A few weeks ago, I had the opportunity to observe fire training by the Avon Fire Services. After working in student accommodation prior to this job, I know about the horrific affects that fires can have. I have never really thought about what it would be like to have to go into that burning building and fight the fire. So that is really what led me to being dressed up like this..
The simulation was tough, the uniform was heavy, I was already tired from a long day of work, the synthetic smoke made it incredibly difficult to see, feelings of claustrophobia rose in me. I spoke to the people who took part in the simulation and they have so much of my respect. They work long hours that put mine to shame, they put themselves in horrid conditions, wear heavy equipment and clothes, and risk their lives to keep us safe.
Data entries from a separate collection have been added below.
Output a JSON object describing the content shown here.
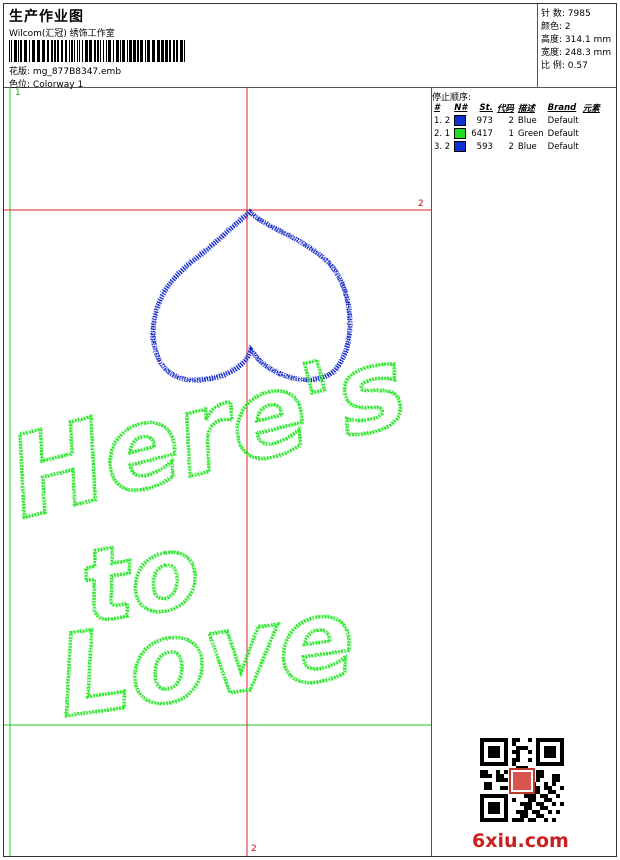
{
  "header": {
    "title": "生产作业图",
    "company": "Wilcom(汇冠) 绣饰工作室",
    "design_label": "花版:",
    "design_value": "mg_877B8347.emb",
    "colorway_label": "色位:",
    "colorway_value": "Colorway 1"
  },
  "stats": [
    {
      "label": "针 数:",
      "value": "7985"
    },
    {
      "label": "颜色:",
      "value": "2"
    },
    {
      "label": "高度:",
      "value": "314.1 mm"
    },
    {
      "label": "宽度:",
      "value": "248.3 mm"
    },
    {
      "label": "比 例:",
      "value": "0.57"
    }
  ],
  "stop_sequence": {
    "title": "停止顺序:",
    "columns": [
      "#",
      "N#",
      "St.",
      "代码",
      "描述",
      "Brand",
      "元素"
    ],
    "rows": [
      {
        "seq": "1. 2",
        "color": "#1030d0",
        "st": "973",
        "code": "2",
        "desc": "Blue",
        "brand": "Default"
      },
      {
        "seq": "2. 1",
        "color": "#22dd22",
        "st": "6417",
        "code": "1",
        "desc": "Green",
        "brand": "Default"
      },
      {
        "seq": "3. 2",
        "color": "#1030d0",
        "st": "593",
        "code": "2",
        "desc": "Blue",
        "brand": "Default"
      }
    ]
  },
  "canvas": {
    "guide_labels": {
      "top": "1",
      "right": "2",
      "bottom": "2"
    },
    "colors": {
      "heart": "#1a2fc8",
      "text": "#2ee82e",
      "guide_red": "#e02020",
      "guide_green": "#22cc22"
    },
    "design_text": [
      "Here's",
      "to",
      "Love"
    ]
  },
  "watermark": "6xiu.com"
}
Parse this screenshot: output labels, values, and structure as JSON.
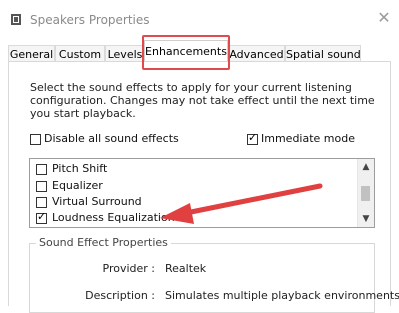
{
  "window": {
    "title": "Speakers Properties",
    "close_glyph": "✕"
  },
  "tabs": [
    {
      "label": "General",
      "active": false
    },
    {
      "label": "Custom",
      "active": false
    },
    {
      "label": "Levels",
      "active": false
    },
    {
      "label": "Enhancements",
      "active": true
    },
    {
      "label": "Advanced",
      "active": false
    },
    {
      "label": "Spatial sound",
      "active": false
    }
  ],
  "description": "Select the sound effects to apply for your current listening configuration. Changes may not take effect until the next time you start playback.",
  "options": {
    "disable_all": {
      "label": "Disable all sound effects",
      "checked": false
    },
    "immediate_mode": {
      "label": "Immediate mode",
      "checked": true
    }
  },
  "effects": [
    {
      "label": "Pitch Shift",
      "checked": false
    },
    {
      "label": "Equalizer",
      "checked": false
    },
    {
      "label": "Virtual Surround",
      "checked": false
    },
    {
      "label": "Loudness Equalization",
      "checked": true
    }
  ],
  "properties": {
    "group_title": "Sound Effect Properties",
    "provider_label": "Provider :",
    "provider_value": "Realtek",
    "description_label": "Description :",
    "description_value": "Simulates multiple playback environments."
  },
  "colors": {
    "highlight_box": "#e14a4a",
    "arrow": "#e0403f"
  }
}
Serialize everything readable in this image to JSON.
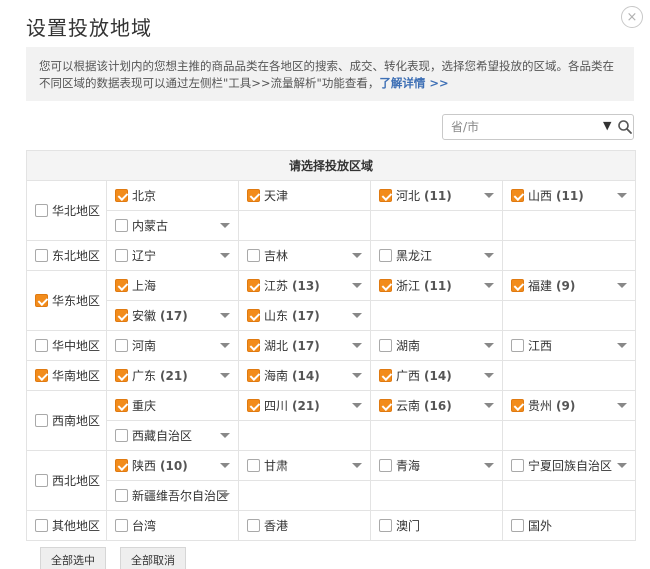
{
  "dialog": {
    "title": "设置投放地域",
    "close_label": "×",
    "description": "您可以根据该计划内的您想主推的商品品类在各地区的搜索、成交、转化表现，选择您希望投放的区域。各品类在不同区域的数据表现可以通过左侧栏\"工具>>流量解析\"功能查看，",
    "description_link": "了解详情 >>"
  },
  "search": {
    "placeholder": "省/市"
  },
  "table": {
    "header": "请选择投放区域",
    "regions": [
      {
        "name": "华北地区",
        "checked": false,
        "rows": [
          [
            {
              "name": "北京",
              "count": "",
              "checked": true,
              "dropdown": false
            },
            {
              "name": "天津",
              "count": "",
              "checked": true,
              "dropdown": false
            },
            {
              "name": "河北",
              "count": "(11)",
              "checked": true,
              "dropdown": true
            },
            {
              "name": "山西",
              "count": "(11)",
              "checked": true,
              "dropdown": true
            }
          ],
          [
            {
              "name": "内蒙古",
              "count": "",
              "checked": false,
              "dropdown": true
            }
          ]
        ]
      },
      {
        "name": "东北地区",
        "checked": false,
        "rows": [
          [
            {
              "name": "辽宁",
              "count": "",
              "checked": false,
              "dropdown": true
            },
            {
              "name": "吉林",
              "count": "",
              "checked": false,
              "dropdown": true
            },
            {
              "name": "黑龙江",
              "count": "",
              "checked": false,
              "dropdown": true
            }
          ]
        ]
      },
      {
        "name": "华东地区",
        "checked": true,
        "rows": [
          [
            {
              "name": "上海",
              "count": "",
              "checked": true,
              "dropdown": false
            },
            {
              "name": "江苏",
              "count": "(13)",
              "checked": true,
              "dropdown": true
            },
            {
              "name": "浙江",
              "count": "(11)",
              "checked": true,
              "dropdown": true
            },
            {
              "name": "福建",
              "count": "(9)",
              "checked": true,
              "dropdown": true
            }
          ],
          [
            {
              "name": "安徽",
              "count": "(17)",
              "checked": true,
              "dropdown": true
            },
            {
              "name": "山东",
              "count": "(17)",
              "checked": true,
              "dropdown": true
            }
          ]
        ]
      },
      {
        "name": "华中地区",
        "checked": false,
        "rows": [
          [
            {
              "name": "河南",
              "count": "",
              "checked": false,
              "dropdown": true
            },
            {
              "name": "湖北",
              "count": "(17)",
              "checked": true,
              "dropdown": true
            },
            {
              "name": "湖南",
              "count": "",
              "checked": false,
              "dropdown": true
            },
            {
              "name": "江西",
              "count": "",
              "checked": false,
              "dropdown": true
            }
          ]
        ]
      },
      {
        "name": "华南地区",
        "checked": true,
        "rows": [
          [
            {
              "name": "广东",
              "count": "(21)",
              "checked": true,
              "dropdown": true
            },
            {
              "name": "海南",
              "count": "(14)",
              "checked": true,
              "dropdown": true
            },
            {
              "name": "广西",
              "count": "(14)",
              "checked": true,
              "dropdown": true
            }
          ]
        ]
      },
      {
        "name": "西南地区",
        "checked": false,
        "rows": [
          [
            {
              "name": "重庆",
              "count": "",
              "checked": true,
              "dropdown": false
            },
            {
              "name": "四川",
              "count": "(21)",
              "checked": true,
              "dropdown": true
            },
            {
              "name": "云南",
              "count": "(16)",
              "checked": true,
              "dropdown": true
            },
            {
              "name": "贵州",
              "count": "(9)",
              "checked": true,
              "dropdown": true
            }
          ],
          [
            {
              "name": "西藏自治区",
              "count": "",
              "checked": false,
              "dropdown": true
            }
          ]
        ]
      },
      {
        "name": "西北地区",
        "checked": false,
        "rows": [
          [
            {
              "name": "陕西",
              "count": "(10)",
              "checked": true,
              "dropdown": true
            },
            {
              "name": "甘肃",
              "count": "",
              "checked": false,
              "dropdown": true
            },
            {
              "name": "青海",
              "count": "",
              "checked": false,
              "dropdown": true
            },
            {
              "name": "宁夏回族自治区",
              "count": "",
              "checked": false,
              "dropdown": true
            }
          ],
          [
            {
              "name": "新疆维吾尔自治区",
              "count": "",
              "checked": false,
              "dropdown": true
            }
          ]
        ]
      },
      {
        "name": "其他地区",
        "checked": false,
        "rows": [
          [
            {
              "name": "台湾",
              "count": "",
              "checked": false,
              "dropdown": false
            },
            {
              "name": "香港",
              "count": "",
              "checked": false,
              "dropdown": false
            },
            {
              "name": "澳门",
              "count": "",
              "checked": false,
              "dropdown": false
            },
            {
              "name": "国外",
              "count": "",
              "checked": false,
              "dropdown": false
            }
          ]
        ]
      }
    ]
  },
  "footer": {
    "select_all_label": "全部选中",
    "deselect_all_label": "全部取消"
  },
  "colors": {
    "accent": "#f28c1c",
    "link": "#3d6fb5",
    "description_bg": "#f2f2f2"
  },
  "icons": {
    "close": "close-icon",
    "search": "search-icon",
    "dropdown": "chevron-down-icon"
  }
}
Many of those I spoke to were also part of a union, we had common ground. For those who don’t know, the fire services have undergone many cuts, had their retirement age upped, and (like many other public services) had very little pay increases in recent years.
So not only do these people work under tough conditions, they also are seeing the effects of austerity in their jobs.
But that isn’t the point in the article, there are things as students we can do to decrease the risk of fires in our houses and flats. If we do these things not only would it make their jobs easier but protect our lives, possessions and homes.
1) Shut your fire door
If you live in UWE Accommodation your fire door has around 1.5 hours of burn time, meaning the fire will be self-contained in that room. There have been fires on Frenchay Campus before which have destroyed a whole room, but not touched the rest of the house because of these doors.
2) Don't leave your cooking unattended
Lots of fires start like this in student accommodation. Don’t risk it. If you come home drunk and want to eat either have something that doesn’t require cooking, or get a take away.
3) Make sure you test your fire alarms
This can save your life and it only takes a few seconds to do. Your landlord is required to have working fire alarms in your house, if they don’t work report it to them. If they don’t fix it speak to our Advice Centre and they can help.